With that Dr Ragg closed his bag and headed off towards the nervous headaches and the insomnia of his morning rounds. He had not told the people in the Jesus Hospital anything about the strange mark on the dead man’s chest. It was such an unusual piece of information that gossip would start circulating along the river and through the City of London. Soon Abel Meredith would have been found dead with the imprint of fifty pineapples all over his body. He would tell Inspector Fletcher, of course, but only in the privacy of the police station. Dr Ragg had no idea what had caused the strange mark and even less idea what it might mean.

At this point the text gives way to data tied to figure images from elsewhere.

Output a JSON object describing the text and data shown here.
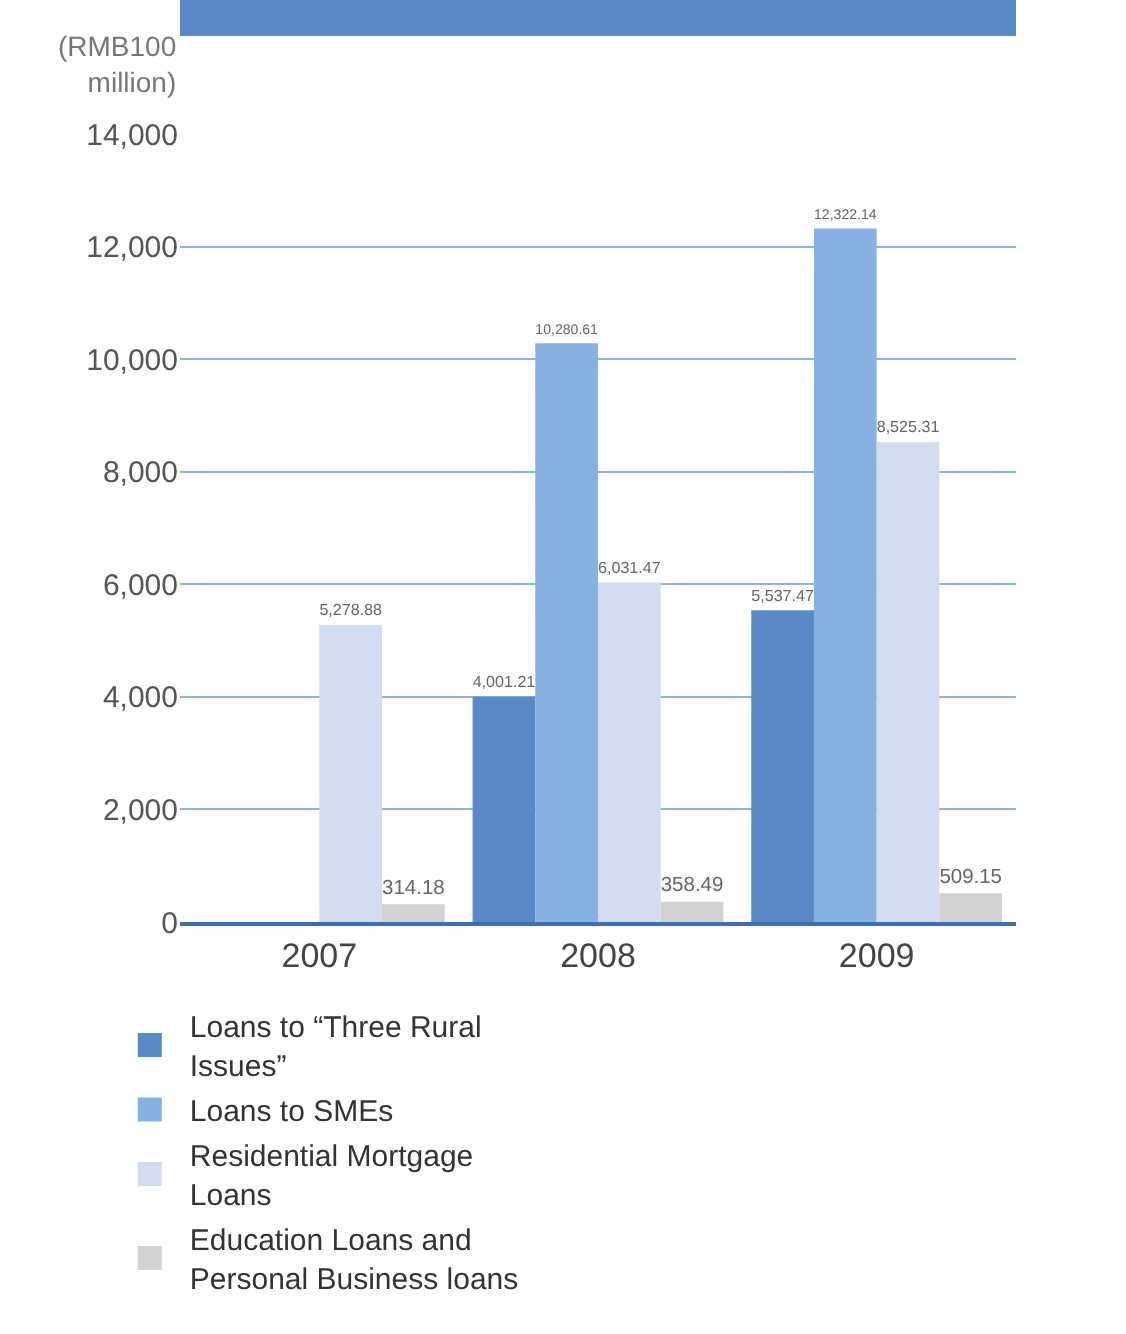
{
  "chart_data": {
    "type": "bar",
    "ylabel": "(RMB100 million)",
    "categories": [
      "2007",
      "2008",
      "2009"
    ],
    "series": [
      {
        "name": "Loans to “Three Rural Issues”",
        "color": "#5b88c6",
        "values": [
          null,
          4001.21,
          5537.47
        ],
        "value_labels": [
          null,
          "4,001.21",
          "5,537.47"
        ]
      },
      {
        "name": "Loans to SMEs",
        "color": "#86b1e0",
        "values": [
          null,
          10280.61,
          12322.14
        ],
        "value_labels": [
          null,
          "10,280.61",
          "12,322.14"
        ]
      },
      {
        "name": "Residential Mortgage Loans",
        "color": "#d2ddf0",
        "values": [
          5278.88,
          6031.47,
          8525.31
        ],
        "value_labels": [
          "5,278.88",
          "6,031.47",
          "8,525.31"
        ]
      },
      {
        "name": "Education Loans and Personal Business loans",
        "color": "#d2d2d2",
        "values": [
          314.18,
          358.49,
          509.15
        ],
        "value_labels": [
          "314.18",
          "358.49",
          "509.15"
        ]
      }
    ],
    "ylim": [
      0,
      14000
    ],
    "yticks": [
      {
        "value": 0,
        "label": "0"
      },
      {
        "value": 2000,
        "label": "2,000"
      },
      {
        "value": 4000,
        "label": "4,000"
      },
      {
        "value": 6000,
        "label": "6,000"
      },
      {
        "value": 8000,
        "label": "8,000"
      },
      {
        "value": 10000,
        "label": "10,000"
      },
      {
        "value": 12000,
        "label": "12,000"
      },
      {
        "value": 14000,
        "label": "14,000"
      }
    ],
    "grid": "y",
    "legend": "bottom"
  }
}
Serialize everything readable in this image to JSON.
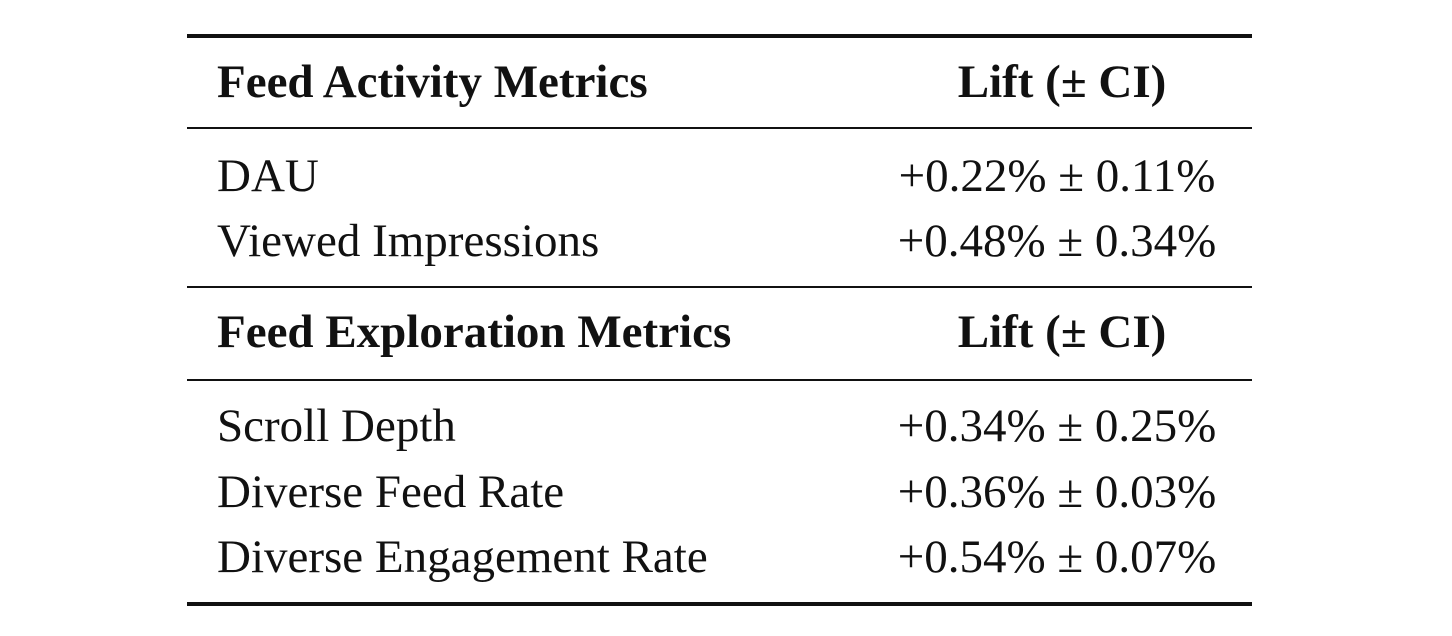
{
  "sections": [
    {
      "header": {
        "metric": "Feed Activity Metrics",
        "lift": "Lift (± CI)"
      },
      "rows": [
        {
          "metric": "DAU",
          "lift": "+0.22% ± 0.11%"
        },
        {
          "metric": "Viewed Impressions",
          "lift": "+0.48% ± 0.34%"
        }
      ]
    },
    {
      "header": {
        "metric": "Feed Exploration Metrics",
        "lift": "Lift (± CI)"
      },
      "rows": [
        {
          "metric": "Scroll Depth",
          "lift": "+0.34% ± 0.25%"
        },
        {
          "metric": "Diverse Feed Rate",
          "lift": "+0.36% ± 0.03%"
        },
        {
          "metric": "Diverse Engagement Rate",
          "lift": "+0.54% ± 0.07%"
        }
      ]
    }
  ]
}
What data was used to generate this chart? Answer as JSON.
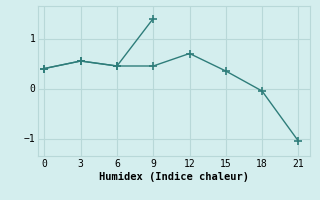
{
  "line1_x": [
    0,
    3,
    6,
    9
  ],
  "line1_y": [
    0.4,
    0.55,
    0.45,
    1.4
  ],
  "line2_x": [
    0,
    3,
    6,
    9,
    12,
    15,
    18,
    21
  ],
  "line2_y": [
    0.4,
    0.55,
    0.45,
    0.45,
    0.7,
    0.35,
    -0.05,
    -1.05
  ],
  "color": "#2e7d7a",
  "bg_color": "#d4eeee",
  "xlabel": "Humidex (Indice chaleur)",
  "xlim": [
    -0.5,
    22
  ],
  "ylim": [
    -1.35,
    1.65
  ],
  "xticks": [
    0,
    3,
    6,
    9,
    12,
    15,
    18,
    21
  ],
  "yticks": [
    -1,
    0,
    1
  ],
  "grid_color": "#b8d8d8",
  "marker": "+"
}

Sir Peregrine, meanwhile, was metaphorically pawing the ground as one of his potential victims fled the field. He made mental notes on the key players he had met this morning who were involved in the bizarre death of Abel Meredith. The doctor? Barely competent, in his view, but he had tangled too often with the medical profession in the past and failed to get his way. Better to leave Theophilus Ragg in peace. Thomas Monk, the Warden? Another incompetent, in Sir Peregrine’s opinion. Why was it so difficult to get hold of sensible men once you were out of London? It was as if there was a whole world of inefficiency clogging up the nation beyond the City walls, a world stretching west to Bristol and north to the people Sir Peregrine had always referred to as the Caledonians in the wilder parts of Scotland. His fiercest wrath, however, was reserved for Inspector Albert Fletcher. That officer of the law had marked Sir Peregrine down from the beginning as a man to beware of, a man who could damage your career through his contacts in high places, and who would take pleasure in doing so. As a result the pauses were slightly longer than usual, the mental reservations sounded like incompetence, the gaps before speech the mark of an idiot. Something would have to be done. Sir Peregrine looked at his watch. Already he had spent far too much time down here among this human dross.

‘Telephone!’ he barked.

‘That’s a telephone over there on the table,’ said the Warden, pointing helpfully to the instrument.

‘I know what a telephone looks like, you fool. There are hundreds of them in my offices in London. Now get out while I use it.’

Sir Peregrine could not raise the person he sought, which added fuel to his fury. Listening at the keyhole, Thomas Monk smiled. Anything that irritated the Prime Warden of the Silkworkers Company was music to his ears. Sir Peregrine was leaving a message for his personal assistant, a young man called Arthur Onslow, with a distinguished career at Eton, a first-class honours degree in Classics from King’s College, Cambridge, and three years in the Blues and Royals, now in his second year as guard dog to Sir Peregrine, as he described it to his friends. It was a pity that he was a younger son for his father was widely believed to own half of Leicestershire.